Arrêt du 7 juin 2024  
 
IVe Cour de droit public  
 
Composition 
MM. les Juges fédéraux Wirthlin, Président, 
Maillard et Métral. 
Greffière : Mme Betschart. 
 
Participants à la procédure 
Caisse nationale suisse d'assurance en cas d'accidents (CNA), Division juridique, 
Fluhmattstrasse 1, 6002 Lucerne, 
recourante, 
 
contre  
 
A.________, 
représenté par M e Rachel Duc, avocate, 
intimé. 
 
Objet 
Assurance-accidents (revenu sans invalidité), 
 
recours contre l'arrêt de la Cour de justice de la République et canton de Genève du 23 octobre 2023 (A/2846/2022 ATAS/804/2023). 
 
 
Faits :  
 
A.  
 
A.a. A.________, né en 1979, a travaillé comme ferrailleur/chef d'équipe pour le compte de la société B.________ Sàrl (ci-après: l'employeur) depuis le 2 mars 2015. À ce titre, il était assuré contre le risque d'accidents auprès de la Caisse nationale suisse d'assurance en cas d'accidents (CNA). Le 14 septembre 2015, alors qu'il travaillait sur un chantier, il s'est coincé le pied gauche entre les ferrailles de la structure d'une dalle, a chuté et s'est foulé le pied. La CNA a pris en charge le cas. Dans son appréciation du 10 octobre 2016, le docteur C.________, spécialiste en chirurgie orthopédique et médecin d'arrondissement de la CNA, a indiqué que l'ancienne activité de ferrailleur sur les chantiers n'était plus exigible; cependant, une activité adaptée aux limitations fonctionnelles était possible à plein temps et sans baisse de rendement. Il a retenu en outre une atteinte à l'intégrité d'un taux de 5 %. Considérant que l'état de santé de l'assuré était stabilisé, la CNA l'a informé, par courriers du 9 novembre 2016 et du 25 juillet 2017, qu'elle mettait fin à la prise en charge des traitements et au paiement de l'indemnité journalière au 31 mars 2017.  
 
A.b. En parallèle, A.________, qui avait déposé une demande de prestations auprès de l'Office cantonal de l'assurance-invalidité (ci-après: l'OAI), a bénéficié de diverses mesures de réadaptation, dont un cours de reconversion dans le dessin technique ainsi que divers stages en entreprise. Toujours avec le soutien de l'OAI, l'assuré a bénéficié d'une allocation d'initiation au travail du 1er août 2021 au 27 janvier 2022 au sein de D.________ SA, où il a exercé en tant que projecteur-dessinateur. À la suite de cette mesure, il a été engagé à plein temps par cette entreprise. Par décision du 1er mars 2022, l'OAI lui a refusé tout droit à une rente d'invalidité.  
 
A.c. Par décision du 4 avril 2022, confirmée sur opposition le 27 juillet 2022, la CNA a nié à l'assuré le droit à une rente d'invalidité, en l'absence de perte de capacité de gain. En revanche, elle lui a octroyé une indemnité fondée sur un taux d'atteinte à l'intégrité de 5 %.  
 
B.  
Par arrêt du 23 octobre 2023, la Chambre des assurances sociales de la Cour de justice de la République et canton de Genève a admis le recours formé par A.________ contre la décision sur opposition, qu'elle a annulée en tant qu'elle lui refusait une rente d'invalidité, et a dit qu'il avait droit à une rente d'invalidité de 11 % dès le 28 janvier 2022. 
 
C.  
La CNA interjette un recours en matière de droit public contre cet arrêt, en concluant à sa réforme en ce sens que sa décision sur opposition du 27 juillet 2022 soit confirmée. 

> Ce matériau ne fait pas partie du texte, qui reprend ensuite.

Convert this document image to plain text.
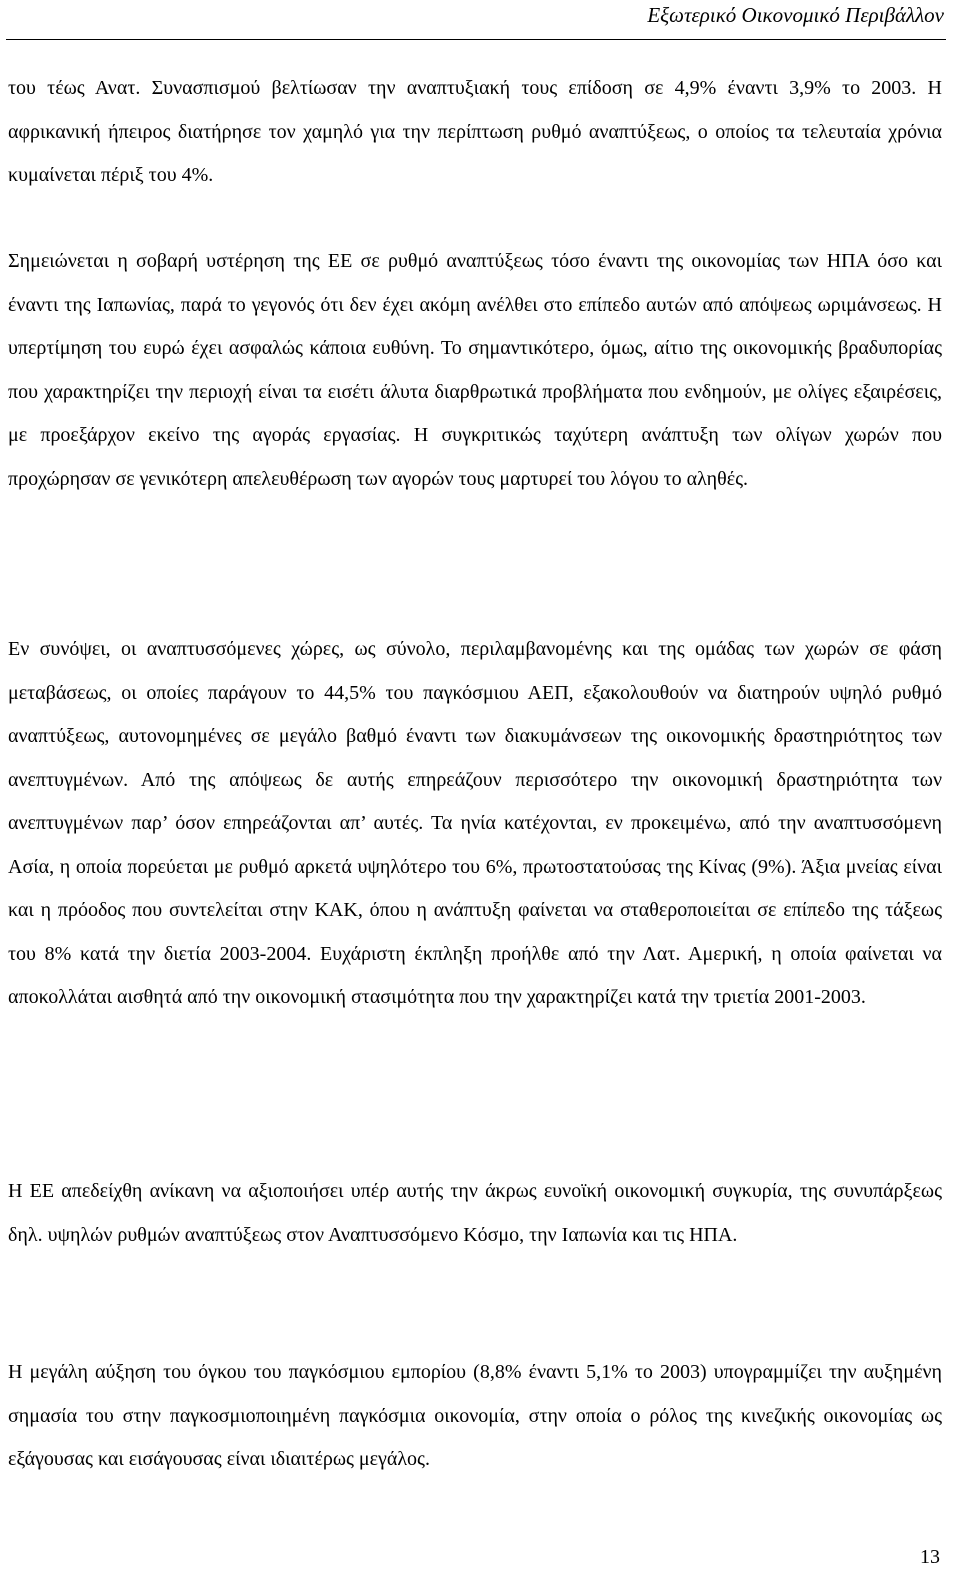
Εξωτερικό Οικονομικό Περιβάλλον

του τέως Ανατ. Συνασπισμού βελτίωσαν την αναπτυξιακή τους επίδοση σε 4,9% έναντι 3,9% το 2003. Η αφρικανική ήπειρος διατήρησε τον χαμηλό για την περίπτωση ρυθμό αναπτύξεως, ο οποίος τα τελευταία χρόνια κυμαίνεται πέριξ του 4%.

Σημειώνεται η σοβαρή υστέρηση της ΕΕ σε ρυθμό αναπτύξεως τόσο έναντι της οικονομίας των ΗΠΑ όσο και έναντι της Ιαπωνίας, παρά το γεγονός ότι δεν έχει ακόμη ανέλθει στο επίπεδο αυτών από απόψεως ωριμάνσεως. Η υπερτίμηση του ευρώ έχει ασφαλώς κάποια ευθύνη. Το σημαντικότερο, όμως, αίτιο της οικονομικής βραδυπορίας που χαρακτηρίζει την περιοχή είναι τα εισέτι άλυτα διαρθρωτικά προβλήματα που ενδημούν, με ολίγες εξαιρέσεις, με προεξάρχον εκείνο της αγοράς εργασίας. Η συγκριτικώς ταχύτερη ανάπτυξη των ολίγων χωρών που προχώρησαν σε γενικότερη απελευθέρωση των αγορών τους μαρτυρεί του λόγου το αληθές.

Εν συνόψει, οι αναπτυσσόμενες χώρες, ως σύνολο, περιλαμβανομένης και της ομάδας των χωρών σε φάση μεταβάσεως, οι οποίες παράγουν το 44,5% του παγκόσμιου ΑΕΠ, εξακολουθούν να διατηρούν υψηλό ρυθμό αναπτύξεως, αυτονομημένες σε μεγάλο βαθμό έναντι των διακυμάνσεων της οικονομικής δραστηριότητος των ανεπτυγμένων. Από της απόψεως δε αυτής επηρεάζουν περισσότερο την οικονομική δραστηριότητα των ανεπτυγμένων παρ’ όσον επηρεάζονται απ’ αυτές. Τα ηνία κατέχονται, εν προκειμένω, από την αναπτυσσόμενη Ασία, η οποία πορεύεται με ρυθμό αρκετά υψηλότερο του 6%, πρωτοστατούσας της Κίνας (9%). Άξια μνείας είναι και η πρόοδος που συντελείται στην ΚΑΚ, όπου η ανάπτυξη φαίνεται να σταθεροποιείται σε επίπεδο της τάξεως του 8% κατά την διετία 2003-2004. Ευχάριστη έκπληξη προήλθε από την Λατ. Αμερική, η οποία φαίνεται να αποκολλάται αισθητά από την οικονομική στασιμότητα που την χαρακτηρίζει κατά την τριετία 2001-2003.

Η ΕΕ απεδείχθη ανίκανη να αξιοποιήσει υπέρ αυτής την άκρως ευνοϊκή οικονομική συγκυρία, της συνυπάρξεως δηλ. υψηλών ρυθμών αναπτύξεως στον Αναπτυσσόμενο Κόσμο, την Ιαπωνία και τις ΗΠΑ.

Η μεγάλη αύξηση του όγκου του παγκόσμιου εμπορίου (8,8% έναντι 5,1% το 2003) υπογραμμίζει την αυξημένη σημασία του στην παγκοσμιοποιημένη παγκόσμια οικονομία, στην οποία ο ρόλος της κινεζικής οικονομίας ως εξάγουσας και εισάγουσας είναι ιδιαιτέρως μεγάλος.

13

A.________ conclut au rejet du recours. La cour cantonale et l'Office fédéral de la santé publique ont renoncé à se déterminer. 
 
 
Considérant en droit :  
 
1.  
Le recours est dirigé contre une décision finale (art. 90 LTF) rendue en matière de droit public (art. 82 ss LTF) par une autorité cantonale de dernière instance (art. 86 al. 1 let. d LTF). Il a été déposé dans le délai (art. 100 LTF) et la forme (art. 42 LTF) prévus par la loi. Il est donc recevable. 
 
2.  
 
2.1. Le recours en matière de droit public peut être formé pour violation du droit, tel qu'il est délimité par les art. 95 et 96 LTF. Le Tribunal fédéral applique le droit d'office (art. 106 al. 1 LTF) et n'est limité ni par les arguments de la partie recourante, ni par la motivation de l'autorité précédente. Cela étant, le Tribunal fédéral n'examine en principe que les griefs invoqués, compte tenu de l'exigence de motivation prévue à l'art. 42 al. 2 LTF, sauf en cas d'erreurs juridiques manifestes (ATF 145 V 304 consid. 1.1), et ne peut pas aller au-delà des conclusions des parties (art. 107 al. 1 LTF).  
 
2.2. Dans les procédures concernant l'octroi ou le refus de prestations en espèces de l'assurance-accidents, le Tribunal fédéral n'est pas lié par les faits établis par l'autorité précédente (art. 97 al. 2 et art. 105 al. 3 LTF).  
 
3.  
Le litige porte sur le droit de l'intimé à une rente d'invalidité et, plus particulièrement, sur le revenu de valide pris en compte par la cour cantonale. 
 
4.  
 
4.1. Conformément à l'art. 16 LPGA, pour évaluer le taux d'invalidité, le revenu que l'assuré aurait pu réaliser s'il n'était pas invalide est comparé avec celui qu'il pourrait obtenir en exerçant l'activité qui peut raisonnablement être exigée de lui après les traitements et les mesures de réadaptation, sur un marché du travail équilibré. La comparaison des revenus s'effectue, en règle générale, en chiffrant aussi exactement que possible les montants de ces deux revenus et en les confrontant l'un avec l'autre, la différence permettant de calculer le taux d'invalidité (méthode ordinaire de la comparaison des revenus; ATF 137 V 334 consid. 3.1.1).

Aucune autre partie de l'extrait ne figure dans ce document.